You ever have one of those annoying programming moments where you know something isn't working, but for the life of you, you can't figure out why? And then, after spending way too much time on it, it turns out to be a stupid little typo or something like that? And then you're not sure whether to curse yourself for being so stupid or the compiler/interpreter/whatever for not providing a half-way meaningful error message?
I had one of those the other day. I was writing some PHP code to update a MySQL database using the object-oriented interface to the MySQL Improved extension. My problem was that my call to the
$connection->prepare($sql) method was failing for no apparent reason.
For those who aren't PHP programmers, PHP 5 introduced MySQL Improved, or mysqli, a new extension for accessing MySQL databases. This includes support for prepared SQL statements. That basically means that you can parameterize your SQL, compiling the SQL and then injecting values from your code into the syntax and type-checked statement.

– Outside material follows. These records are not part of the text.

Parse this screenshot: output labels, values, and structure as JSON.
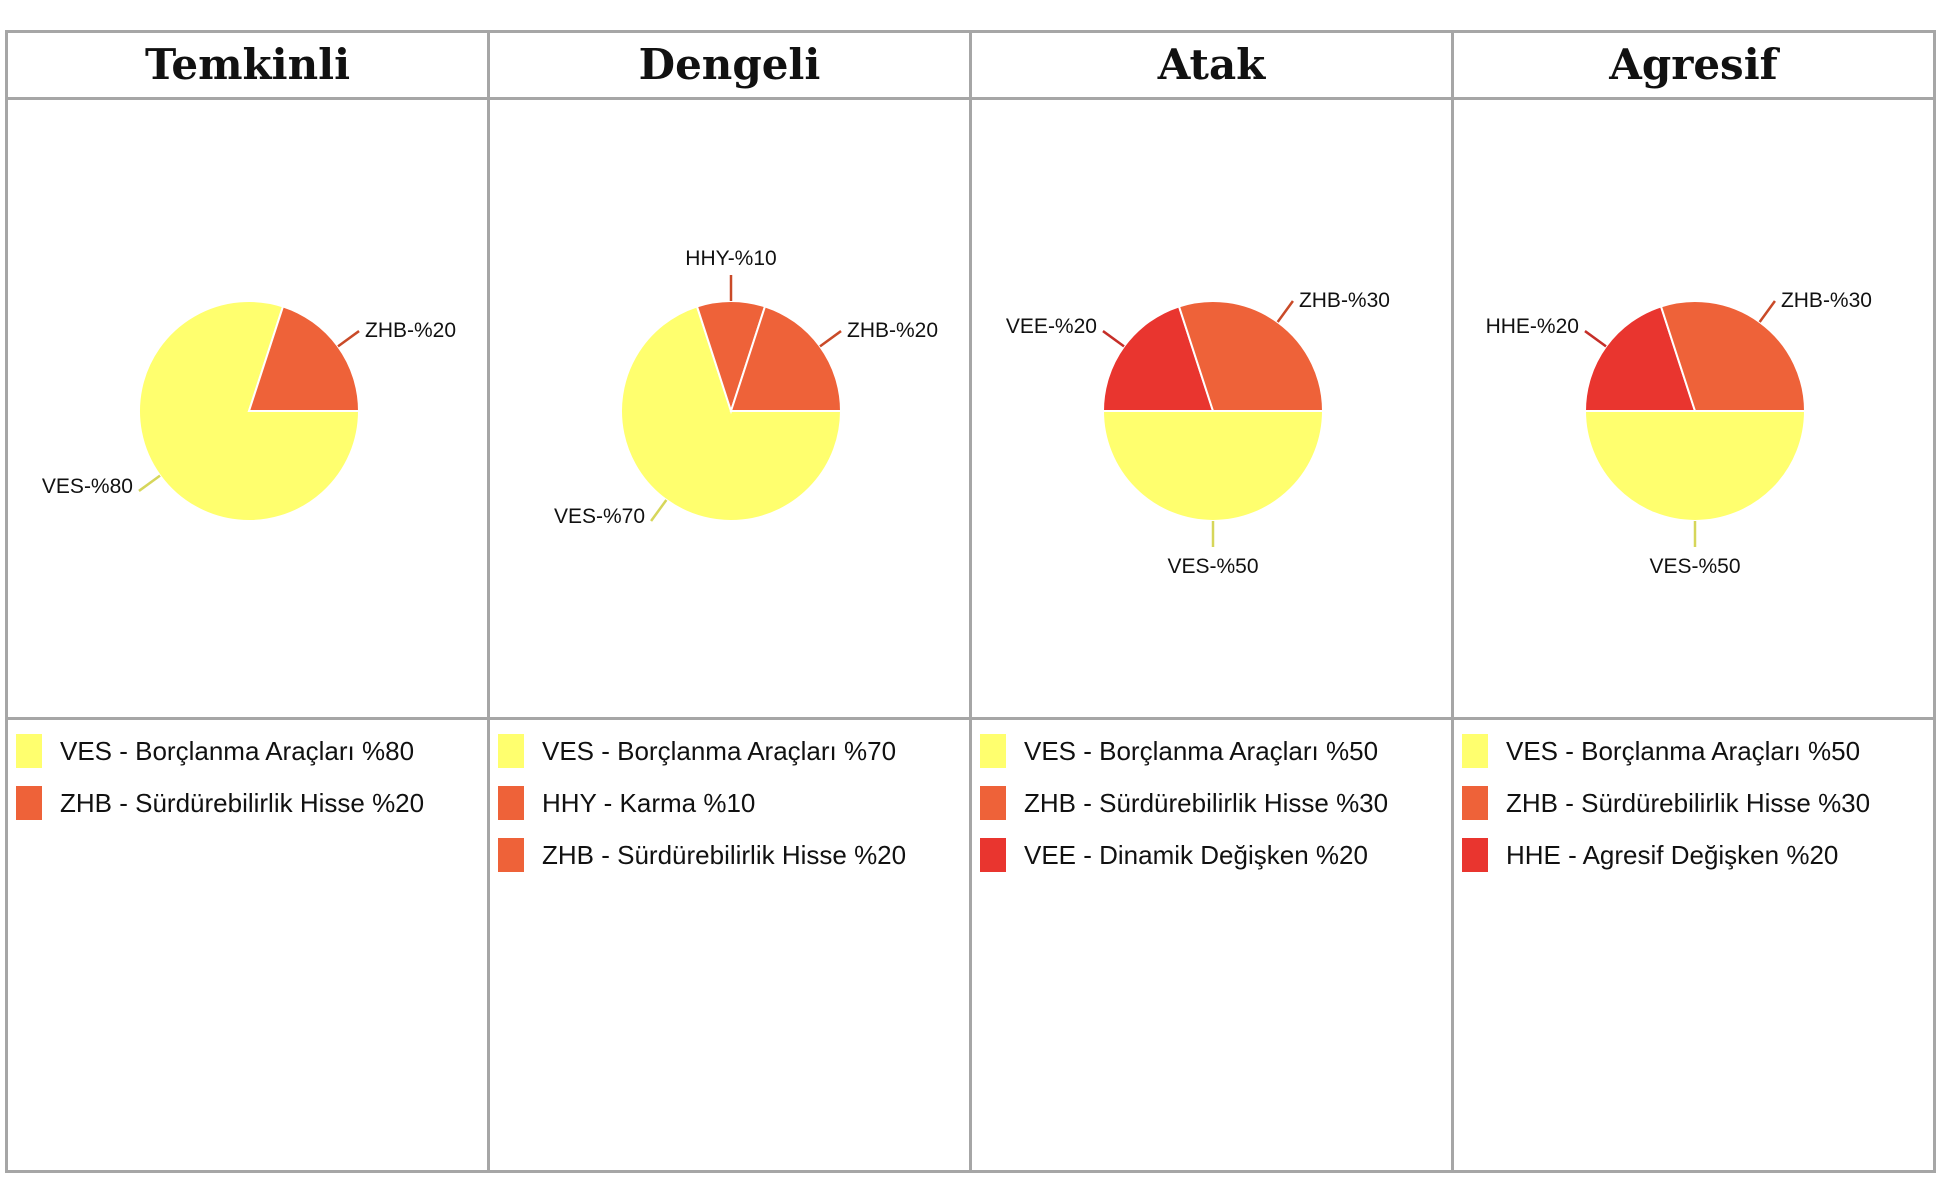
{
  "colors": {
    "VES": "#ffff6e",
    "ZHB": "#ee6239",
    "HHY": "#ee6239",
    "VEE": "#e9352f",
    "HHE": "#e9352f",
    "leader_VES": "#d6d65a",
    "leader_ZHB": "#c94a28",
    "leader_HHY": "#c94a28",
    "leader_VEE": "#c62e28",
    "leader_HHE": "#c62e28"
  },
  "chart_data": [
    {
      "type": "pie",
      "title": "Temkinli",
      "slices": [
        {
          "code": "VES",
          "value": 80,
          "label": "VES-%80"
        },
        {
          "code": "ZHB",
          "value": 20,
          "label": "ZHB-%20"
        }
      ],
      "legend": [
        {
          "code": "VES",
          "text": "VES - Borçlanma Araçları %80"
        },
        {
          "code": "ZHB",
          "text": "ZHB - Sürdürebilirlik Hisse %20"
        }
      ]
    },
    {
      "type": "pie",
      "title": "Dengeli",
      "slices": [
        {
          "code": "VES",
          "value": 70,
          "label": "VES-%70"
        },
        {
          "code": "HHY",
          "value": 10,
          "label": "HHY-%10"
        },
        {
          "code": "ZHB",
          "value": 20,
          "label": "ZHB-%20"
        }
      ],
      "legend": [
        {
          "code": "VES",
          "text": "VES - Borçlanma Araçları %70"
        },
        {
          "code": "HHY",
          "text": "HHY - Karma %10"
        },
        {
          "code": "ZHB",
          "text": "ZHB - Sürdürebilirlik Hisse %20"
        }
      ]
    },
    {
      "type": "pie",
      "title": "Atak",
      "slices": [
        {
          "code": "VES",
          "value": 50,
          "label": "VES-%50"
        },
        {
          "code": "VEE",
          "value": 20,
          "label": "VEE-%20"
        },
        {
          "code": "ZHB",
          "value": 30,
          "label": "ZHB-%30"
        }
      ],
      "legend": [
        {
          "code": "VES",
          "text": "VES - Borçlanma Araçları %50"
        },
        {
          "code": "ZHB",
          "text": "ZHB - Sürdürebilirlik Hisse %30"
        },
        {
          "code": "VEE",
          "text": "VEE - Dinamik Değişken %20"
        }
      ]
    },
    {
      "type": "pie",
      "title": "Agresif",
      "slices": [
        {
          "code": "VES",
          "value": 50,
          "label": "VES-%50"
        },
        {
          "code": "HHE",
          "value": 20,
          "label": "HHE-%20"
        },
        {
          "code": "ZHB",
          "value": 30,
          "label": "ZHB-%30"
        }
      ],
      "legend": [
        {
          "code": "VES",
          "text": "VES - Borçlanma Araçları %50"
        },
        {
          "code": "ZHB",
          "text": "ZHB - Sürdürebilirlik Hisse %30"
        },
        {
          "code": "HHE",
          "text": "HHE - Agresif Değişken %20"
        }
      ]
    }
  ]
}
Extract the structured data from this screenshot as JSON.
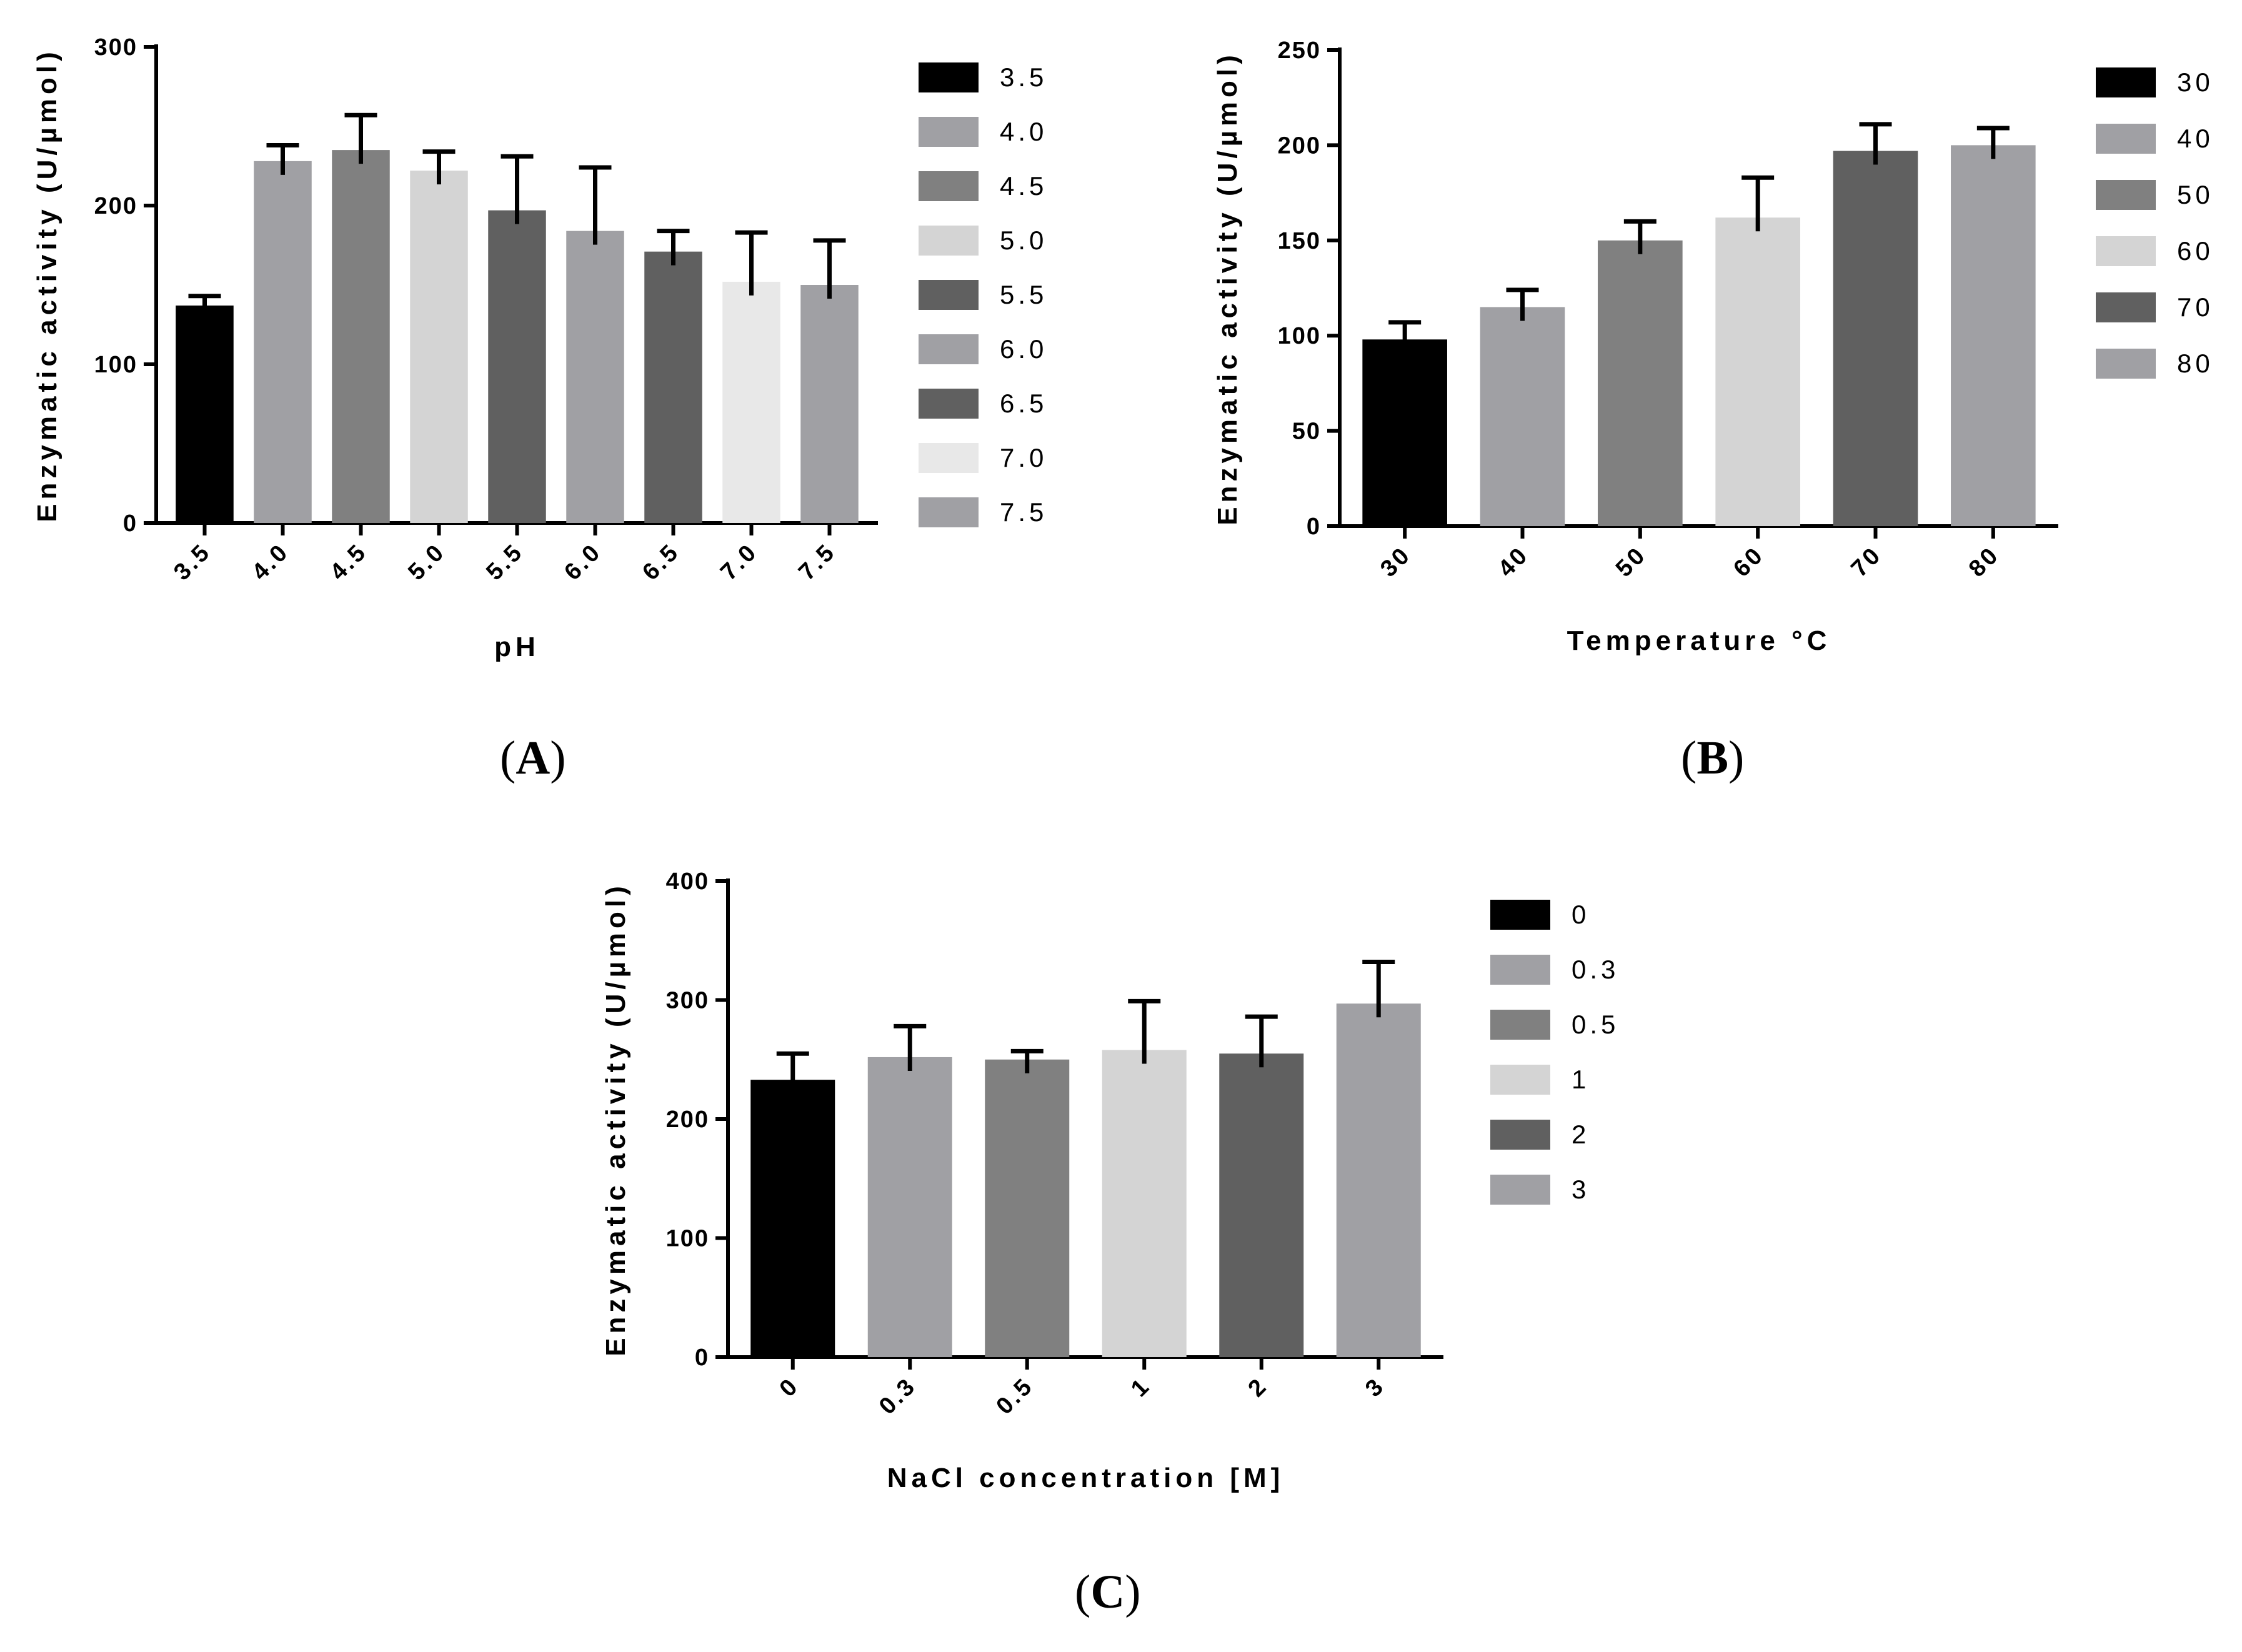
{
  "panels": [
    {
      "label_open": "(",
      "label_letter": "A",
      "label_close": ")"
    },
    {
      "label_open": "(",
      "label_letter": "B",
      "label_close": ")"
    },
    {
      "label_open": "(",
      "label_letter": "C",
      "label_close": ")"
    }
  ],
  "chart_data": [
    {
      "type": "bar",
      "panel": "A",
      "title": "",
      "xlabel": "pH",
      "ylabel": "Enzymatic activity (U/µmol)",
      "categories": [
        "3.5",
        "4.0",
        "4.5",
        "5.0",
        "5.5",
        "6.0",
        "6.5",
        "7.0",
        "7.5"
      ],
      "values": [
        137,
        228,
        235,
        222,
        197,
        184,
        171,
        152,
        150
      ],
      "error_plus": [
        6,
        10,
        22,
        12,
        34,
        40,
        13,
        31,
        28
      ],
      "colors": [
        "#000000",
        "#a0a0a4",
        "#808080",
        "#d4d4d4",
        "#606060",
        "#a0a0a4",
        "#606060",
        "#e8e8e8",
        "#a0a0a4"
      ],
      "yticks": [
        "0",
        "100",
        "200",
        "300"
      ],
      "ylim": [
        0,
        300
      ],
      "legend_position": "right",
      "legend": [
        "3.5",
        "4.0",
        "4.5",
        "5.0",
        "5.5",
        "6.0",
        "6.5",
        "7.0",
        "7.5"
      ]
    },
    {
      "type": "bar",
      "panel": "B",
      "title": "",
      "xlabel": "Temperature °C",
      "ylabel": "Enzymatic activity (U/µmol)",
      "categories": [
        "30",
        "40",
        "50",
        "60",
        "70",
        "80"
      ],
      "values": [
        98,
        115,
        150,
        162,
        197,
        200
      ],
      "error_plus": [
        9,
        9,
        10,
        21,
        14,
        9
      ],
      "colors": [
        "#000000",
        "#a0a0a4",
        "#808080",
        "#d4d4d4",
        "#606060",
        "#a0a0a4"
      ],
      "yticks": [
        "0",
        "50",
        "100",
        "150",
        "200",
        "250"
      ],
      "ylim": [
        0,
        250
      ],
      "legend_position": "right",
      "legend": [
        "30",
        "40",
        "50",
        "60",
        "70",
        "80"
      ]
    },
    {
      "type": "bar",
      "panel": "C",
      "title": "",
      "xlabel": "NaCl concentration [M]",
      "ylabel": "Enzymatic activity (U/µmol)",
      "categories": [
        "0",
        "0.3",
        "0.5",
        "1",
        "2",
        "3"
      ],
      "values": [
        233,
        252,
        250,
        258,
        255,
        297
      ],
      "error_plus": [
        22,
        26,
        7,
        41,
        31,
        35
      ],
      "colors": [
        "#000000",
        "#a0a0a4",
        "#808080",
        "#d4d4d4",
        "#606060",
        "#a0a0a4"
      ],
      "yticks": [
        "0",
        "100",
        "200",
        "300",
        "400"
      ],
      "ylim": [
        0,
        400
      ],
      "legend_position": "right",
      "legend": [
        "0",
        "0.3",
        "0.5",
        "1",
        "2",
        "3"
      ]
    }
  ]
}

This is a huge improvement over the old, hideously insecure method of just building up a string in code and passing it wholesale to the database.
Anyway, my problem was with the method that prepares an SQL statement. In particular, its return value - it returns a prepared statement object on success, false on failure. In my case, the method was returning false, which meant that MySQL couldn't prepare my statement because...well, it just couldn't. No exception, no message saying what was wrong with the query, just a failure code.
My question is: why? Wouldn't it make more sense to at least raise a warning to give you some idea of why the prepare failed? Or at least set the last error message for the connection? MySQL presumably has some idea why the prepare failed. Why can't the mysqli extension pass that on? After all, machines are good at finding typos. Much better than the developers who put them there in the first place.